Macri has chosen his new envoy carefully – Oris de Roa, a successful Harvard educated businessman, is known for his influential spell working in the lemon industry. His know-how could prove invaluable in negotiating bilateral trade agreements in a new Washington DC under Trump, which dismisses international trade deals in favour of bilateral trade accords.
In the meantime, high-ranking US officials continue to visit Argentina, opening up the possibility of other opportunities. Those ties will be underlined by a new visitor later this year. Yesterday, it was announced that US Secretary of State Rex Tillerson was scheduled to visit the country, news that comes less than six months after US Vice-President Mike Pence’s visit last August. The US Congress has also witnessed the formation of the “Argentine Congressional Caucus,” a group seeking to boost relations and encourage ties between the nations.

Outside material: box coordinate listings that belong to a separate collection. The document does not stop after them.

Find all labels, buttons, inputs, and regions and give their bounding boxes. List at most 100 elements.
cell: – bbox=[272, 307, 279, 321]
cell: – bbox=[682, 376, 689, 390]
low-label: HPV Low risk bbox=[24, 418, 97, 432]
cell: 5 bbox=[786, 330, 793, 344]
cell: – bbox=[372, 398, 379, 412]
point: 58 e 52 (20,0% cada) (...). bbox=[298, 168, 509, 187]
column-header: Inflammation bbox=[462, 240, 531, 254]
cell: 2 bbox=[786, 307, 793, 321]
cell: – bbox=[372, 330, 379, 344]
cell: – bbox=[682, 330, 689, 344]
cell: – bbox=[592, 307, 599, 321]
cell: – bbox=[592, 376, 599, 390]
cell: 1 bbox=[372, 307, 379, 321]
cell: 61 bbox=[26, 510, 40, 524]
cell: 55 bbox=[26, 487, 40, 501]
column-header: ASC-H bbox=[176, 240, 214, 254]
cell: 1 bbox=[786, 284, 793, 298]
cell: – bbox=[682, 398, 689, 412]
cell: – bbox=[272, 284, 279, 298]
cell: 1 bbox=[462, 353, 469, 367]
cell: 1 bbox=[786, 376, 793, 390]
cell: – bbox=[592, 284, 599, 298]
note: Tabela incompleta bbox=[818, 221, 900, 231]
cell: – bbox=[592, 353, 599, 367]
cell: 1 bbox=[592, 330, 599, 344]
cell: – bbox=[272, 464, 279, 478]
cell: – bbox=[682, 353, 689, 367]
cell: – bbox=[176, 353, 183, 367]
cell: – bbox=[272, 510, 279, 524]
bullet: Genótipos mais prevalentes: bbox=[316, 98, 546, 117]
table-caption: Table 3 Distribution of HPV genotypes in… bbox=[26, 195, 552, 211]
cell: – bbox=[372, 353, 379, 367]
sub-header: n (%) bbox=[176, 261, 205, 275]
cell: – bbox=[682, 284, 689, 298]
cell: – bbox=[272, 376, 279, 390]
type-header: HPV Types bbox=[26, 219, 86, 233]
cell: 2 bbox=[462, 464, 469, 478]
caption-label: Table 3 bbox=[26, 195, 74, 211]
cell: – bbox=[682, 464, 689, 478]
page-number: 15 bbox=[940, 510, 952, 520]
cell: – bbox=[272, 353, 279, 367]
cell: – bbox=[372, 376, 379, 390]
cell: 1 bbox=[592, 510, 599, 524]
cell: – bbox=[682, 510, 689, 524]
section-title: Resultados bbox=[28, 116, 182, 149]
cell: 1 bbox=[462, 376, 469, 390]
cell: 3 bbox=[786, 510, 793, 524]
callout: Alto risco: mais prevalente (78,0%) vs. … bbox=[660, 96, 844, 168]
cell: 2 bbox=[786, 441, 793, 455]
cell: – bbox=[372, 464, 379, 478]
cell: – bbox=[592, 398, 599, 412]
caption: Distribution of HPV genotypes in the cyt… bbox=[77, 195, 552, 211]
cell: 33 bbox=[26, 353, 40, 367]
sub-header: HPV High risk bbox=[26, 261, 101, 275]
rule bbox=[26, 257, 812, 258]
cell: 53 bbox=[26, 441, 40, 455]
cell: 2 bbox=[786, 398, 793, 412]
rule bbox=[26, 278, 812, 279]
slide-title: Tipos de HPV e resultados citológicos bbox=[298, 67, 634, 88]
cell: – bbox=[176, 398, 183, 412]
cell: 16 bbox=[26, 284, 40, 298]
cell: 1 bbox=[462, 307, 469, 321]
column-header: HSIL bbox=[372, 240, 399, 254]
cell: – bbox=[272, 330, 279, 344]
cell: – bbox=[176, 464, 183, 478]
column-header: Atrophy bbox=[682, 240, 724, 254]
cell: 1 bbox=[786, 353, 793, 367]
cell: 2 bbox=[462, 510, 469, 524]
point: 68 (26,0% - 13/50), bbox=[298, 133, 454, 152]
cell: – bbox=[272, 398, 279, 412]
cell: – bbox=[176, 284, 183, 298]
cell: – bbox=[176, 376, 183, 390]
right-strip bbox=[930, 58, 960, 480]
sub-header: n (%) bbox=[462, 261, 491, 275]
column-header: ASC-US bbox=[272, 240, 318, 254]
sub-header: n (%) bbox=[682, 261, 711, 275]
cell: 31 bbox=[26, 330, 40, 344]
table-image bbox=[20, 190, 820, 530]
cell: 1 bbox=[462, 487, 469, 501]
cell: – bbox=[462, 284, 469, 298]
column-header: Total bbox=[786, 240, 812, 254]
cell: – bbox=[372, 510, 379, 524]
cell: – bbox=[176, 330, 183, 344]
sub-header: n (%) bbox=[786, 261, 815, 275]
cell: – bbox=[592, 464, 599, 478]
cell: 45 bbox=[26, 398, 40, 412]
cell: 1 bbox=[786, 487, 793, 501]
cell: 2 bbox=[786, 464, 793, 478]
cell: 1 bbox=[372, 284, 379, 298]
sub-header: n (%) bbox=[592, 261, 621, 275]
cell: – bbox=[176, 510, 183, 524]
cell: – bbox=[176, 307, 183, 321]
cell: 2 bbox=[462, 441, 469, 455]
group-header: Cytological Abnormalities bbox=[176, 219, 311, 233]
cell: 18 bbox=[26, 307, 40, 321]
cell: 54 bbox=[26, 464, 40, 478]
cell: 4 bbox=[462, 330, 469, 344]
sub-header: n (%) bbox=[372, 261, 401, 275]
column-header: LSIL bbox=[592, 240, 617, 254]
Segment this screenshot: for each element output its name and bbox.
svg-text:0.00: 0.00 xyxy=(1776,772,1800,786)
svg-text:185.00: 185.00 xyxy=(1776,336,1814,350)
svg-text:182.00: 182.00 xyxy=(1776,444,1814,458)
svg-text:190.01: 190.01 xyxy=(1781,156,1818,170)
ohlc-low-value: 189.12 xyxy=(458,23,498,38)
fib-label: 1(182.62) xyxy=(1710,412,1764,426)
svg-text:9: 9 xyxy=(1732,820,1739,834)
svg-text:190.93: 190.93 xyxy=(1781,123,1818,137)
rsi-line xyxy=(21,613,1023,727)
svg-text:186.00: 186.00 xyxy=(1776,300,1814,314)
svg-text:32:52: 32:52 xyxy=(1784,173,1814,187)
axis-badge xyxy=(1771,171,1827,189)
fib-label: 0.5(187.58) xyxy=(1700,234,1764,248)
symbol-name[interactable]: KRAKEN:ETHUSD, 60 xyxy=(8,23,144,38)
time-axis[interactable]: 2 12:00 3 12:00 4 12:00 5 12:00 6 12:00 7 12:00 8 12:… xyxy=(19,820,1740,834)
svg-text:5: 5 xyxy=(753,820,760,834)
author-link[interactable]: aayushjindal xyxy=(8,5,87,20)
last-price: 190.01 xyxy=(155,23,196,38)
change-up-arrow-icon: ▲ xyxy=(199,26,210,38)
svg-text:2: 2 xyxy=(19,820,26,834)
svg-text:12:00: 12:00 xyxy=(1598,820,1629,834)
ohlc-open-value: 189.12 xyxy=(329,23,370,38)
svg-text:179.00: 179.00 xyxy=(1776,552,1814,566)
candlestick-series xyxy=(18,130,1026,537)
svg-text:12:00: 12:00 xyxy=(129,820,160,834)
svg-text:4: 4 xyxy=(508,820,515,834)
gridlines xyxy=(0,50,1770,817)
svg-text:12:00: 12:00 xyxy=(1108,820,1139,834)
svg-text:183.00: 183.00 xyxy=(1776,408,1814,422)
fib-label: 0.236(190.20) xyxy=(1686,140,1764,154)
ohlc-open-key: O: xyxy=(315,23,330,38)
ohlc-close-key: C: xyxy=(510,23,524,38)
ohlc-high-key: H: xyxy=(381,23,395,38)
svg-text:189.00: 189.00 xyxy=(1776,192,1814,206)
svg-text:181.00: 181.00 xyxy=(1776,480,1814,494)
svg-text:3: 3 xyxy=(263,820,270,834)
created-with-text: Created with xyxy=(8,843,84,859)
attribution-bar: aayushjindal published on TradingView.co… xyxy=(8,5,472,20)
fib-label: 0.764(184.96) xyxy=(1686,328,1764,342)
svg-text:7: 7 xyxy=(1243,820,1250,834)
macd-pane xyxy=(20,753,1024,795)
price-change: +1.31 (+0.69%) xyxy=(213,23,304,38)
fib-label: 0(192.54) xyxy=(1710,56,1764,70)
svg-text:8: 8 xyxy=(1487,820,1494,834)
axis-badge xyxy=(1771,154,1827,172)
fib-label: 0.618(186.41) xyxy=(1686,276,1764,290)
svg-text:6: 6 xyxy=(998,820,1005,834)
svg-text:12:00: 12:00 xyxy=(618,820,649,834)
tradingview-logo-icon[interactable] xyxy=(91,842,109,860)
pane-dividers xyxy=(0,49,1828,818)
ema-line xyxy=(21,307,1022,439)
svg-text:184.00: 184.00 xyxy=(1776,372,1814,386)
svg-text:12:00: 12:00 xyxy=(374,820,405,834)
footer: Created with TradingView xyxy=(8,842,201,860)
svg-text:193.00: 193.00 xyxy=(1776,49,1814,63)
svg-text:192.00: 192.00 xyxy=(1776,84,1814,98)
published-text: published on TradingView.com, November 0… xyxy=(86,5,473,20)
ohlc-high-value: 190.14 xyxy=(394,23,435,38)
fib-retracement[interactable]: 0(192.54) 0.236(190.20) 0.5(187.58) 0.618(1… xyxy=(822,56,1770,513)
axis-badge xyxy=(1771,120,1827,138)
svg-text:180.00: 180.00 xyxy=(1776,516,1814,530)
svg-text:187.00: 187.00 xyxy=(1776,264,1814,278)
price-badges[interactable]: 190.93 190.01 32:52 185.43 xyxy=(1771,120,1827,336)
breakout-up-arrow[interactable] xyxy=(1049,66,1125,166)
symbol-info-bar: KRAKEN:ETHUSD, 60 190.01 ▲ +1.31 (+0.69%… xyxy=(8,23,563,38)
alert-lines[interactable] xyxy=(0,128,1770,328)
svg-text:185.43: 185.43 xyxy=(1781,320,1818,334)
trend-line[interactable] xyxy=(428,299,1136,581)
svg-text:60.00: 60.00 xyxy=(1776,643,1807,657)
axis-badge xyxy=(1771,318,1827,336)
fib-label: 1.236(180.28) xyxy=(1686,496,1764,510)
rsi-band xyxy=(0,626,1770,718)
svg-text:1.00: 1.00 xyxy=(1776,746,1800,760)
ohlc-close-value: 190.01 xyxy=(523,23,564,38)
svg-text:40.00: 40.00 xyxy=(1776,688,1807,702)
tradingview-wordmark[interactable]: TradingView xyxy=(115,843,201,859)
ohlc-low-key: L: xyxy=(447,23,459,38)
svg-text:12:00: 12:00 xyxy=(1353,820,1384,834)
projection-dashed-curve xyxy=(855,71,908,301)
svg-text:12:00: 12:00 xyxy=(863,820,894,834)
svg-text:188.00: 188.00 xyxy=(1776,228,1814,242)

However, some experts warn that the trips taken by high-profile US government figures to Argentine soil do not necessarily mean that both sides will make concessions. Nor does it mean much for the balance sheet. “When Mike Pence visited last August, the Let’s Change administration gave the green-light to opening up Argentina’s market to US pork exports, but didn’t get anything in return ... it’s been a fragile negotiation strategy,” Leandro Morgenfeld, a UBA (Universtiy of Buenos Aires) professor who specialises in US-Argentine relations, told the Times. “Argentina has been accepting all the different points on the US agenda – concerning politics, diplomacy, military, and security – but we haven’t received anything commercially yet [in return].”
It seems that the president may also beginning to take note of that himself. Before heading to the World Economic Forum in Davos this week, President Macri travelled to Russia, where he met with Premier Vladimir Putin and signed several agreements. One is a memorandum of understanding for the exploration of uranium in the country. Argentina is also seeking closer relations with China, which has become its second-largest trading partner, after Brazil. In 2016, trade between Argentina and China reached US$12.3 billion. While Washington continues to drag its feet over a decision to accept beef imports, China has already signed an accord with Argentina to take higher-value beef and lamb meat on the bone exports.
The Let’s Change administration remains confident, however, that maintaining close relations with the US will prove beneficial in the long term. “Maybe, up until now, things haven’t moved as fast as we want,” Ambassador Oris de Roa told the Times, “but sometimes it’s not about pushing our agenda, but seriously studying what the other country’s agenda is. We just have to find a way to satisfy both sides.”